Kanegeni is a precise calculator, great competitor, good instructor and generally a complete chess player. I never saw him play during his heyday but from media reports I could judge that he was a class above his peers. Although ‘young players’ are shoving him off the scene he is still a great player.

Ben nguku

Nguku is a volatile player on the board. He is a great attacker and most of the time comes off with the win. GM Nigel short was so impressed by his play that he posted one of his games in his weekly chess column in the UK.

John mukabi

Mukabi is a cunning player. With his choice of openings including 1.Nf3 and 1. c4 or even 1. g3 and preferring the closed Sicilian he will always wait for you to make a mistake and then strike with lethal precision. He has been playing competitive chess for over 20 years and still has the enthusiasm to compete.

Mehul gohil

From chess ninja website to chessbase.com and everything in between you will find mehuls contributions. Locally he is one of the best analysts around. He is fond of revolving a pawn around his fingers while playing. His best moment was winning the checkmates round robin one of the strongest tournaments held locally.

Martin gateri.

You should look at gatteri’s score sheet after the game. Anyone who can read must be a genius. Gateri spends most of his time recording moves than thinking! But someone suggested that in fact gateri maybe a very good blindfold player. He is not really having problems recording his moves but he his really thinking.

Nathan ateka

He will be found in Ugandan tournaments than Kenyan ones, maybe because he is closer to Uganda than Kenya.
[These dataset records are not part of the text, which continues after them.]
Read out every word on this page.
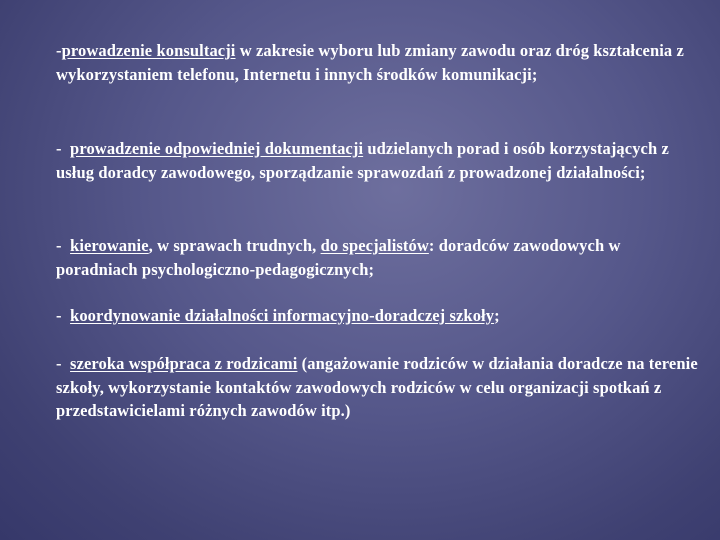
-prowadzenie konsultacji w zakresie wyboru lub zmiany zawodu oraz dróg kształcenia z wykorzystaniem telefonu, Internetu i innych środków komunikacji;

-  prowadzenie odpowiedniej dokumentacji udzielanych porad i osób korzystających z usług doradcy zawodowego, sporządzanie sprawozdań z prowadzonej działalności;

-  kierowanie, w sprawach trudnych, do specjalistów: doradców zawodowych w poradniach psychologiczno-pedagogicznych;

-  koordynowanie działalności informacyjno-doradczej szkoły;

-  szeroka współpraca z rodzicami (angażowanie rodziców w działania doradcze na terenie szkoły, wykorzystanie kontaktów zawodowych rodziców w celu organizacji spotkań z przedstawicielami różnych zawodów itp.)
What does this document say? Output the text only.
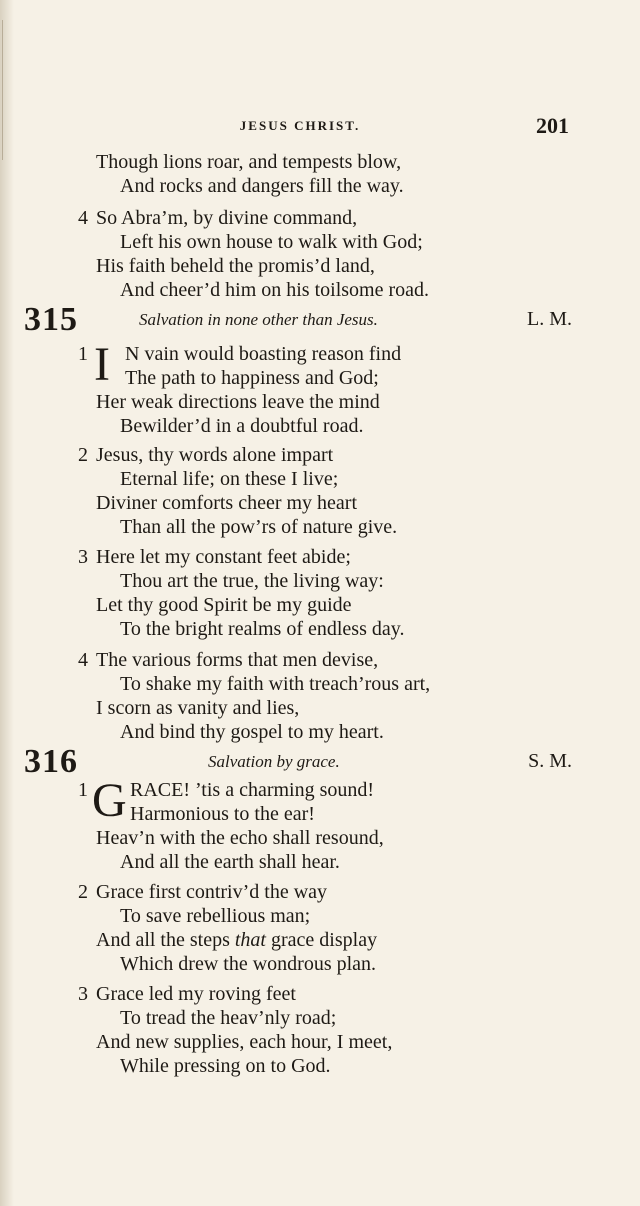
JESUS CHRIST.	201
Though lions roar, and tempests blow,
And rocks and dangers fill the way.
4 So Abra’m, by divine command,
Left his own house to walk with God;
His faith beheld the promis’d land,
And cheer’d him on his toilsome road.
315	Salvation in none other than Jesus.	L. M.
1 I N vain would boasting reason find
The path to happiness and God;
Her weak directions leave the mind
Bewilder’d in a doubtful road.
2 Jesus, thy words alone impart
Eternal life; on these I live;
Diviner comforts cheer my heart
Than all the pow’rs of nature give.
3 Here let my constant feet abide;
Thou art the true, the living way:
Let thy good Spirit be my guide
To the bright realms of endless day.
4 The various forms that men devise,
To shake my faith with treach’rous art,
I scorn as vanity and lies,
And bind thy gospel to my heart.
316	Salvation by grace.	S. M.
1 G RACE! ’tis a charming sound!
Harmonious to the ear!
Heav’n with the echo shall resound,
And all the earth shall hear.
2 Grace first contriv’d the way
To save rebellious man;
And all the steps that grace display
Which drew the wondrous plan.
3 Grace led my roving feet
To tread the heav’nly road;
And new supplies, each hour, I meet,
While pressing on to God.
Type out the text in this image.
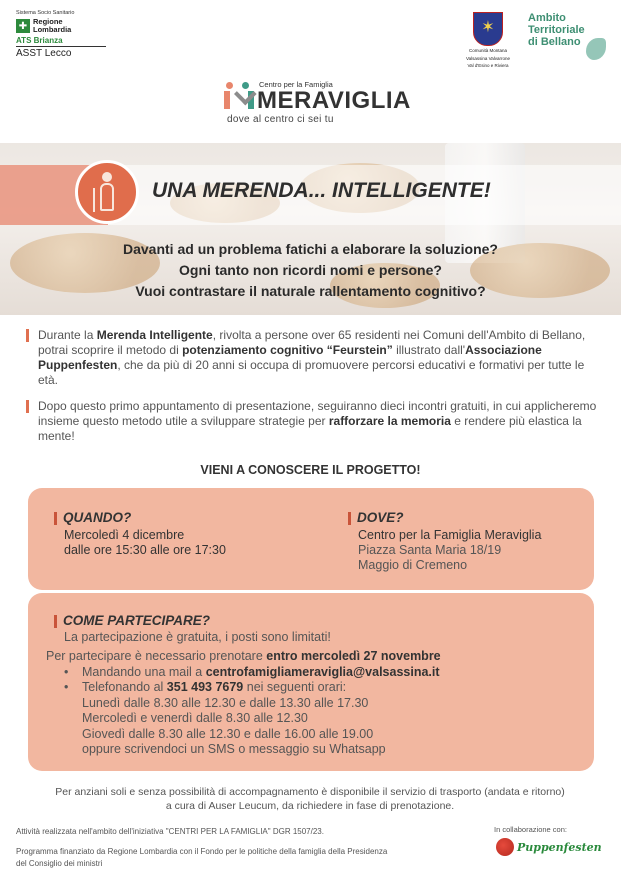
Sistema Socio Sanitario
✚ Regione
Lombardia
ATS Brianza
ASST Lecco
✶	Comunità Montana
Valsassina Valvarrone
Val d'Esino e Riviera
Ambito
Territoriale
di Bellano
Centro per la Famiglia
MERAVIGLIA
dove al centro ci sei tu
UNA MERENDA... INTELLIGENTE!
Davanti ad un problema fatichi a elaborare la soluzione?
Ogni tanto non ricordi nomi e persone?
Vuoi contrastare il naturale rallentamento cognitivo?
Durante la Merenda Intelligente, rivolta a persone over 65 residenti nei Comuni dell'Ambito di Bellano, potrai scoprire il metodo di potenziamento cognitivo “Feurstein” illustrato dall'Associazione Puppenfesten, che da più di 20 anni si occupa di promuovere percorsi educativi e formativi per tutte le età.
Dopo questo primo appuntamento di presentazione, seguiranno dieci incontri gratuiti, in cui applicheremo insieme questo metodo utile a sviluppare strategie per rafforzare la memoria e rendere più elastica la mente!
VIENI A CONOSCERE IL PROGETTO!
QUANDO?
Mercoledì 4 dicembre
dalle ore 15:30 alle ore 17:30
DOVE?
Centro per la Famiglia Meraviglia
Piazza Santa Maria 18/19
Maggio di Cremeno
COME PARTECIPARE?
La partecipazione è gratuita, i posti sono limitati!
Per partecipare è necessario prenotare entro mercoledì 27 novembre
• Mandando una mail a centrofamigliameraviglia@valsassina.it
• Telefonando al 351 493 7679 nei seguenti orari:
Lunedì dalle 8.30 alle 12.30 e dalle 13.30 alle 17.30
Mercoledì e venerdì dalle 8.30 alle 12.30
Giovedì dalle 8.30 alle 12.30 e dalle 16.00 alle 19.00
oppure scrivendoci un SMS o messaggio su Whatsapp
Per anziani soli e senza possibilità di accompagnamento è disponibile il servizio di trasporto (andata e ritorno)
a cura di Auser Leucum, da richiedere in fase di prenotazione.
Attività realizzata nell'ambito dell'iniziativa "CENTRI PER LA FAMIGLIA" DGR 1507/23.
Programma finanziato da Regione Lombardia con il Fondo per le politiche della famiglia della Presidenza
del Consiglio dei ministri
In collaborazione con:
Puppenfesten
A player of great experience ateka had great duels with andolo in the 90’s.


Akello atwoli, george mwangi, wyclife obutu,

The future of Kenyan chess lies in these young men. But chess is not for the faint hearted and they have to claw their way to the top.


Victor ngani, Paul maloba, ken omollo, William wachania, Lawrence khaduli, Philip singe, isoe moseti, james apiri, steve ouma.

They struggle to get to the top of Kenyan chess. Sometimes they make it at times they don’t. but they give the strong players a run for their money.


Philip mwashe, atwoli lukoye, andolo ambasi, peter jaoko, cyrus ambasi, brian mmata e.t.c

You will always find them in tournaments, they may never win but they give Kenyan chess its flavor.


Linda abur, jane wambu, phina magara, rose wabuti, purity maina, Beatrice kwanya.

The queens of Kenyan chess. What would the kings do without the queens?


Isak babu, Lawrence kagambi e.t.c

The main organizers of Kenyan chess from chess Kenya.